I will say this. This revolutionary, anti-democratic characterization is absolutely true of the people who call themselves dissident right. They're dissidents for a reason, though. They’re not mainstream. The issue of defining ‘conservative’ as dissident right, at the end of the day, is that it makes the majority of status-quo Republicans not even ‘conservative’ by the stated revolutionary standards.

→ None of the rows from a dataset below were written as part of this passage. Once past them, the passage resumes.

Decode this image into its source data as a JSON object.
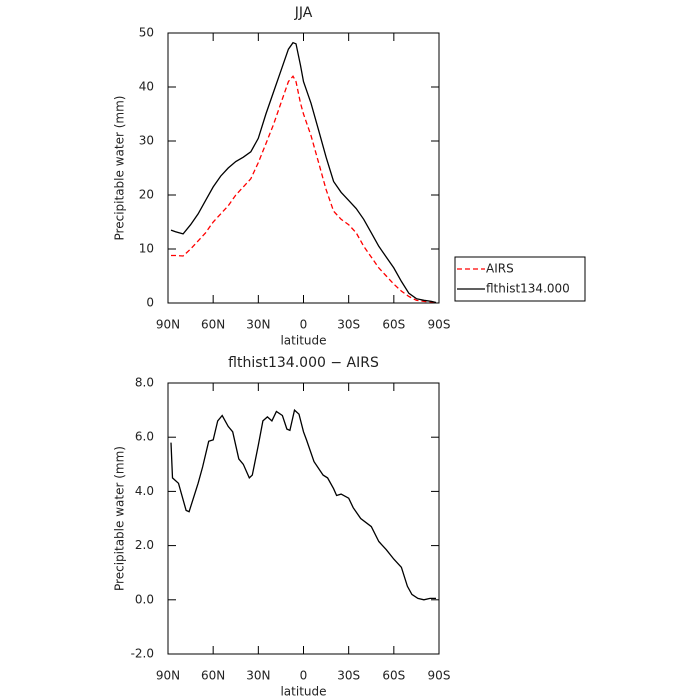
{
  "chart_data": [
    {
      "type": "line",
      "title": "JJA",
      "xlabel": "latitude",
      "ylabel": "Precipitable water (mm)",
      "x": [
        88,
        85,
        80,
        75,
        70,
        65,
        60,
        55,
        50,
        45,
        40,
        35,
        30,
        25,
        20,
        15,
        10,
        7,
        5,
        2,
        0,
        -5,
        -10,
        -15,
        -20,
        -25,
        -30,
        -35,
        -40,
        -45,
        -50,
        -55,
        -60,
        -65,
        -70,
        -75,
        -80,
        -85,
        -88
      ],
      "series": [
        {
          "name": "AIRS",
          "color": "#ff0000",
          "dashed": true,
          "values": [
            8.8,
            8.8,
            8.7,
            10,
            11.5,
            13,
            15,
            16.5,
            18,
            20,
            21.5,
            23,
            26,
            29.5,
            33,
            37,
            41,
            42,
            41,
            37,
            35,
            31,
            26,
            21,
            17,
            15.5,
            14.5,
            13,
            10.5,
            8.5,
            6.5,
            5,
            3.5,
            2.2,
            1.2,
            0.5,
            0.3,
            0.2,
            0.1
          ]
        },
        {
          "name": "flthist134.000",
          "color": "#000000",
          "dashed": false,
          "values": [
            13.5,
            13.2,
            12.8,
            14.5,
            16.5,
            19,
            21.5,
            23.5,
            25,
            26.2,
            27,
            28,
            30.5,
            35,
            39,
            43,
            47,
            48.2,
            48,
            44,
            41,
            37,
            32,
            27,
            22.5,
            20.5,
            19,
            17.5,
            15.5,
            13,
            10.5,
            8.5,
            6.5,
            4,
            1.8,
            0.8,
            0.5,
            0.3,
            0.1
          ]
        }
      ],
      "xlim": [
        90,
        -90
      ],
      "xticks": [
        {
          "value": 90,
          "label": "90N"
        },
        {
          "value": 60,
          "label": "60N"
        },
        {
          "value": 30,
          "label": "30N"
        },
        0,
        {
          "value": -30,
          "label": "30S"
        },
        {
          "value": -60,
          "label": "60S"
        },
        {
          "value": -90,
          "label": "90S"
        }
      ],
      "ylim": [
        0,
        50
      ],
      "yticks": [
        0,
        10,
        20,
        30,
        40,
        50
      ],
      "legend": "right"
    },
    {
      "type": "line",
      "title": "flthist134.000 − AIRS",
      "xlabel": "latitude",
      "ylabel": "Precipitable water (mm)",
      "x": [
        88,
        87,
        83,
        78,
        76,
        70,
        67,
        63,
        60,
        57,
        54,
        50,
        47,
        43,
        40,
        36,
        34,
        30,
        27,
        24,
        21,
        18,
        14,
        11,
        9,
        6,
        3,
        0,
        -2,
        -7,
        -13,
        -16,
        -20,
        -22,
        -25,
        -30,
        -33,
        -38,
        -45,
        -50,
        -55,
        -60,
        -65,
        -69,
        -72,
        -76,
        -80,
        -84,
        -88
      ],
      "values": [
        5.8,
        4.5,
        4.3,
        3.3,
        3.25,
        4.3,
        4.9,
        5.85,
        5.9,
        6.6,
        6.8,
        6.4,
        6.2,
        5.2,
        5.0,
        4.5,
        4.6,
        5.7,
        6.6,
        6.75,
        6.6,
        6.95,
        6.8,
        6.3,
        6.25,
        7.0,
        6.85,
        6.2,
        5.9,
        5.1,
        4.6,
        4.5,
        4.1,
        3.85,
        3.9,
        3.75,
        3.4,
        3.0,
        2.7,
        2.15,
        1.85,
        1.5,
        1.2,
        0.5,
        0.2,
        0.05,
        0.0,
        0.05,
        0.05
      ],
      "color": "#000000",
      "xlim": [
        90,
        -90
      ],
      "xticks": [
        {
          "value": 90,
          "label": "90N"
        },
        {
          "value": 60,
          "label": "60N"
        },
        {
          "value": 30,
          "label": "30N"
        },
        0,
        {
          "value": -30,
          "label": "30S"
        },
        {
          "value": -60,
          "label": "60S"
        },
        {
          "value": -90,
          "label": "90S"
        }
      ],
      "ylim": [
        -2,
        8
      ],
      "yticks": [
        {
          "value": -2,
          "label": "-2.0"
        },
        {
          "value": 0,
          "label": "0.0"
        },
        {
          "value": 2,
          "label": "2.0"
        },
        {
          "value": 4,
          "label": "4.0"
        },
        {
          "value": 6,
          "label": "6.0"
        },
        {
          "value": 8,
          "label": "8.0"
        }
      ]
    }
  ]
}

What is the utility of a definition of ‘conservative’ or ‘right-wing’ that in effect excludes most Republicans? What's more, what is the point of intertwining it with ‘reactionary,’ while simultaneously using the latter to describe anyone deviating at all from progressive orthodoxy? It mostly seems useful for making the right-wing extremist look more influential than he is. The sleight of hand occurring here is to take the goals of the fringe, describe them accurately, and then use them to paint the whole big tent as if Republican Joe the Plumber is a monarchist Yarvinite. It's not so different from reading Shulamith Firestone and then saying liberals want to eliminate the nuclear family.

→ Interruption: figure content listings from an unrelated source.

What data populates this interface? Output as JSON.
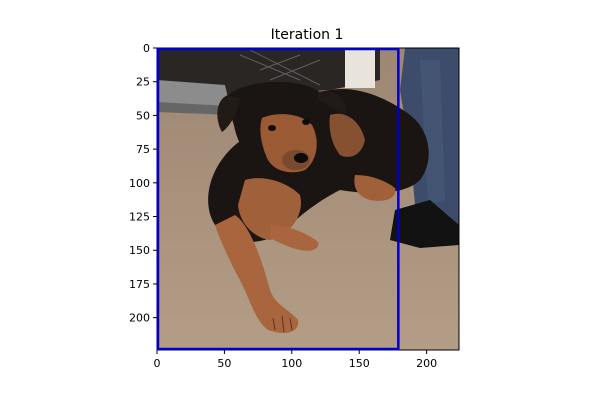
{
  "title": "Iteration 1",
  "image": {
    "description_colors": {
      "carpet": "#a8927c",
      "dog_black": "#1a1412",
      "dog_tan": "#a0603a",
      "jeans": "#3a4a66",
      "shoe": "#111111",
      "wall_dark": "#2a2a2a",
      "grey_object": "#8a8a8a"
    }
  },
  "axes": {
    "x_ticks": [
      "0",
      "50",
      "100",
      "150",
      "200"
    ],
    "y_ticks": [
      "0",
      "25",
      "50",
      "75",
      "100",
      "125",
      "150",
      "175",
      "200"
    ],
    "x_range": [
      0,
      224
    ],
    "y_range": [
      0,
      224
    ]
  },
  "bounding_box": {
    "color": "#0000cc",
    "x0": 0,
    "y0": 0,
    "x1": 179,
    "y1": 224
  }
}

At some points in his essay, Carroll’s described far right sounds much more radical than even the rank-and-file dissident right you see online, who are already far to the right of mainstream MAGA. He states at one point “the Far Right claims that only white men have the discipline, intelligence, and foresight to realize this [utopian] future.” If believing this is a prerequisite for admission to the far right, then ‘far right’ means a distinctly Hitlerian position more extreme on race than even Steve Sailer. It's fine to define it this way, but one must realize it probably describes a vanishingly small percentage of the American electorate, and certainly not the belief system of the Trump base or tech libertarians.
Here is the simplest explanation of where Carroll stumbles. He has created a huge-tent definition of 'reactionary’ and a highly extreme definition of ‘far-right,’ then put them in a blender and poured out the concoction as a soup of strange creatures he collectively references as ‘the right.’ Funny enough, this is exactly how most progressive journal editors and media executives see the situation, too. They are also priests on the wall. To them, there's a huge landscape of misshapen ideological monsters, a small progressive fortress of naïve liberals, and a stalwart guard of artsy anticapitalists manning the perimeter defenses.

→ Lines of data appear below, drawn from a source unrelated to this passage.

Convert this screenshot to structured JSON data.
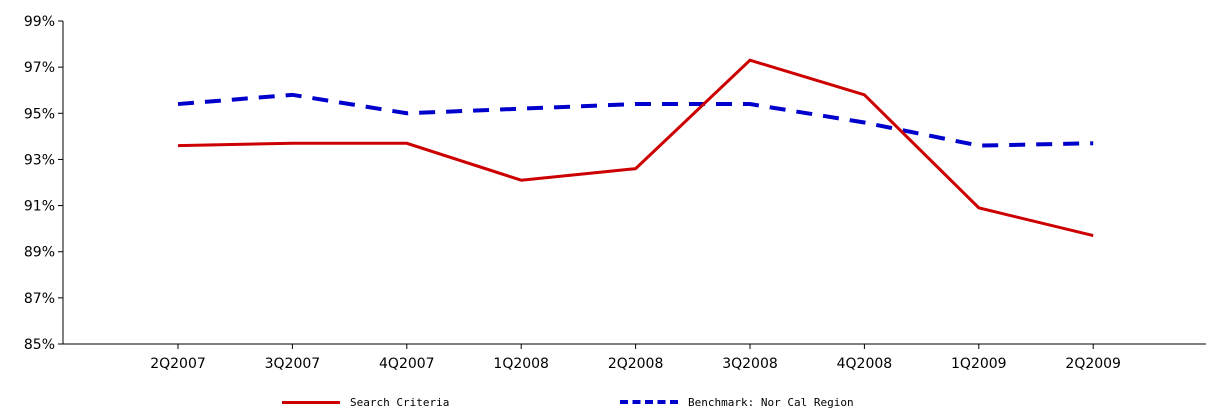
{
  "chart_data": {
    "type": "line",
    "categories": [
      "2Q2007",
      "3Q2007",
      "4Q2007",
      "1Q2008",
      "2Q2008",
      "3Q2008",
      "4Q2008",
      "1Q2009",
      "2Q2009"
    ],
    "series": [
      {
        "name": "Search Criteria",
        "values": [
          93.6,
          93.7,
          93.7,
          92.1,
          92.6,
          97.3,
          95.8,
          90.9,
          89.7
        ],
        "color": "#cc0000",
        "style": "solid"
      },
      {
        "name": "Benchmark: Nor Cal Region",
        "values": [
          95.4,
          95.8,
          95.0,
          95.2,
          95.4,
          95.4,
          94.6,
          93.6,
          93.7
        ],
        "color": "#0000cc",
        "style": "dashed"
      }
    ],
    "y_ticks": [
      "99%",
      "97%",
      "95%",
      "93%",
      "91%",
      "89%",
      "87%",
      "85%"
    ],
    "y_tick_values": [
      99,
      97,
      95,
      93,
      91,
      89,
      87,
      85
    ],
    "ylim": [
      85,
      99
    ],
    "xlabel": "",
    "ylabel": "",
    "grid": false,
    "legend_position": "bottom"
  }
}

You don't have to be conservative-aligned to be ejected from the castle into the wasteland. A figure who is essentially a progressive in all ways but one can still be tossed for that single axis of transgression. Kind of like the one-drop rule, Carroll and his type have built themselves a minoritarian purity test where defection puts you out among the rabble. I suspect, in a way, this mental frame is an ingroup policing tool gone awry. It works wonders for enforcing consensus if you respect the priests and you really don't want to get kicked out of the castle into monsterland. It doesn't work so well if people aren't scared to walk out the gate.
Perhaps people should be scared. Monsters, even hopeful ones, can eat you alive on a bad day. The zone outside polite consensus is full of dangerous idea-fauna, and I've seen at least two of my bright young friends get got. Maybe one day a new priest-guard will take watch on the liberal wall and allow a little room inside the gates for once-ejected idealists, keeping the vicious types at bay. For now, though, that doesn't seem likely. Carroll and his ilk are set in their ways, holding strong in the ivory tower, if not the White House. We’ll see how long people like him can keep ownership of the machine of arts and letters.